McNichol, S. M.; Shah Walter, S. R.; Teske, A. P.; Mahmoudi, N.

2026-06-17 microbiology
10.64898/2026.06.16.732717 bioRxiv
Show abstract

A substantial fraction of marine sediments experience elevated temperatures due to burial or hydrothermal activity. These conditions can fundamentally reshape both microbial activity and the chemical nature of sedimentary organic matter (OM). Laboratory incubations have demonstrated that moderate heating of marine sediments can lead to the production of labile organic compounds such as acetate, however, it remains unclear whether heating alters the bioavailability of the remaining OM pool. In this study, we experimentally tested the effect of temperature on the bioavailability of OM through a series of bioreactor experiments using deeply buried sediment collected from Guaymas Basin (Gulf of California). We measured acetate concentrations in sterilized Guaymas Basin sediments before and after artificial heating (70{degrees}C for 7 days) to quantify abiotic acetate generation. We then conducted incubations of a model marine bacterium with sterilized, artificially heated sediment and tracked respired CO2 production and its associated 13C and 14C signatures.
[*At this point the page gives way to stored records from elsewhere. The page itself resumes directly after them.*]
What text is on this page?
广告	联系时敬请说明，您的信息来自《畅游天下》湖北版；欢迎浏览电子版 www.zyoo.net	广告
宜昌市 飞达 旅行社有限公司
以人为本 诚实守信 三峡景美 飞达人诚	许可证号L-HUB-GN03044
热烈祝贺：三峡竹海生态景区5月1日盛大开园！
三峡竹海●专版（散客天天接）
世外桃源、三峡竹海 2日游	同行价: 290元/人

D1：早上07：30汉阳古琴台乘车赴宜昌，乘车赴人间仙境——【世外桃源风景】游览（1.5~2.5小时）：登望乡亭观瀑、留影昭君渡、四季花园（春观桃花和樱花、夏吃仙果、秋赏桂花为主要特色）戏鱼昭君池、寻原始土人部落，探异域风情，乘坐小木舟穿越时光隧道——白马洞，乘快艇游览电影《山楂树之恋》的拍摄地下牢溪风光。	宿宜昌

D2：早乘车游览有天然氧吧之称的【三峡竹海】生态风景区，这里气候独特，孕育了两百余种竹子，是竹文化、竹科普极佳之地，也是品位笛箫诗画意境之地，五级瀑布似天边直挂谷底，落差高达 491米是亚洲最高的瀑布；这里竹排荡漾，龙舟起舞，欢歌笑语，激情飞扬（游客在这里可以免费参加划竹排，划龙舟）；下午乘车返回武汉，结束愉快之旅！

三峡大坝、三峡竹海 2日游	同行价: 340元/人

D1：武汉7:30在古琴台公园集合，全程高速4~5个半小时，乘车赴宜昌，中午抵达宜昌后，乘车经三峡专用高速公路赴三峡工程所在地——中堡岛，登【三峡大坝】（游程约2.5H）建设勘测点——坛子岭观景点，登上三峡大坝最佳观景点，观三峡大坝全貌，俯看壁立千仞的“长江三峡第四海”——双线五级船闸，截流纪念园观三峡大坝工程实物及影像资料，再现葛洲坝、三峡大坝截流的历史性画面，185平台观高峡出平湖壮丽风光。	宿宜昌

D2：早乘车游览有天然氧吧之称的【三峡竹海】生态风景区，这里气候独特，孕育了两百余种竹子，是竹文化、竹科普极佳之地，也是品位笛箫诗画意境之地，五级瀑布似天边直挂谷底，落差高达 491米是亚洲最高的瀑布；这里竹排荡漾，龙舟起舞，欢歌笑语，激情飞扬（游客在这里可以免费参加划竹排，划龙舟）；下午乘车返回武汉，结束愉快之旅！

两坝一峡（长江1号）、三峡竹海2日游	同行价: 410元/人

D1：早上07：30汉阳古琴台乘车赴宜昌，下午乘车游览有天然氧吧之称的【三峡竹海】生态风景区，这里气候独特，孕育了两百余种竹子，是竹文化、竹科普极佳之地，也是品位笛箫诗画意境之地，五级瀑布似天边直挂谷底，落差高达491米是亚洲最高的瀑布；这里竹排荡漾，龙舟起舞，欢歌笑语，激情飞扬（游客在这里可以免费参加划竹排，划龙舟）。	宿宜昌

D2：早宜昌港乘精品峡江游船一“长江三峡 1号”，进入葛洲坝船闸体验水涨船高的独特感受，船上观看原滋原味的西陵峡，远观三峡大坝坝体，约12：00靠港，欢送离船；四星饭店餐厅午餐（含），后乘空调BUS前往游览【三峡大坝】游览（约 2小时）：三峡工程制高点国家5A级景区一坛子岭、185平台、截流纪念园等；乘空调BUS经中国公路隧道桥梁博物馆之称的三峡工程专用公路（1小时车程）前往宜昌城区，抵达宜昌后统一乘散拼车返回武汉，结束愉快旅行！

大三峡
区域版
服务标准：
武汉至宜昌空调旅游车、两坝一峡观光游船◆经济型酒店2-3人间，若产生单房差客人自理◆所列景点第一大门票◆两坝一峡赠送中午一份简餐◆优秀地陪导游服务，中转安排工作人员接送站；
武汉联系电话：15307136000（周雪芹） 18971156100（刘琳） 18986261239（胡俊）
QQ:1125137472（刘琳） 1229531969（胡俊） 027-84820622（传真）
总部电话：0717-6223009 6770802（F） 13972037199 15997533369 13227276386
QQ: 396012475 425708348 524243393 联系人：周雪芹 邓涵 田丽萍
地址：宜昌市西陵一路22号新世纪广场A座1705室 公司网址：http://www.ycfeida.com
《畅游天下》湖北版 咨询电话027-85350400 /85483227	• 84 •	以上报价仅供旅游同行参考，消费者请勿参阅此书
Our study revealed that sediment depth and hydrothermal history strongly control abiotic acetate production, with higher acetate yields from shallower, cooler sediments. Respiration rates in control and heated sediment incubations were nearly identical, indicating that heating does not measurably alter the bioavailability of bulk sedimentary OM. Moreover, the {delta}13C values of respired CO2 were indistinguishable between control and heated sediment incubations while the {Delta}14C values were more depleted in the first 24 hours in incubations with heated sediment. This transient offset suggests that low-temperature heating mobilizes a small pool of older material due to desorption of mineral-bound OM without altering overall bioavailability. Our findings shed light on the role of thermal alteration in shaping carbon cycling in marine sediments by influencing how OM is made available to sedimentary microorganisms.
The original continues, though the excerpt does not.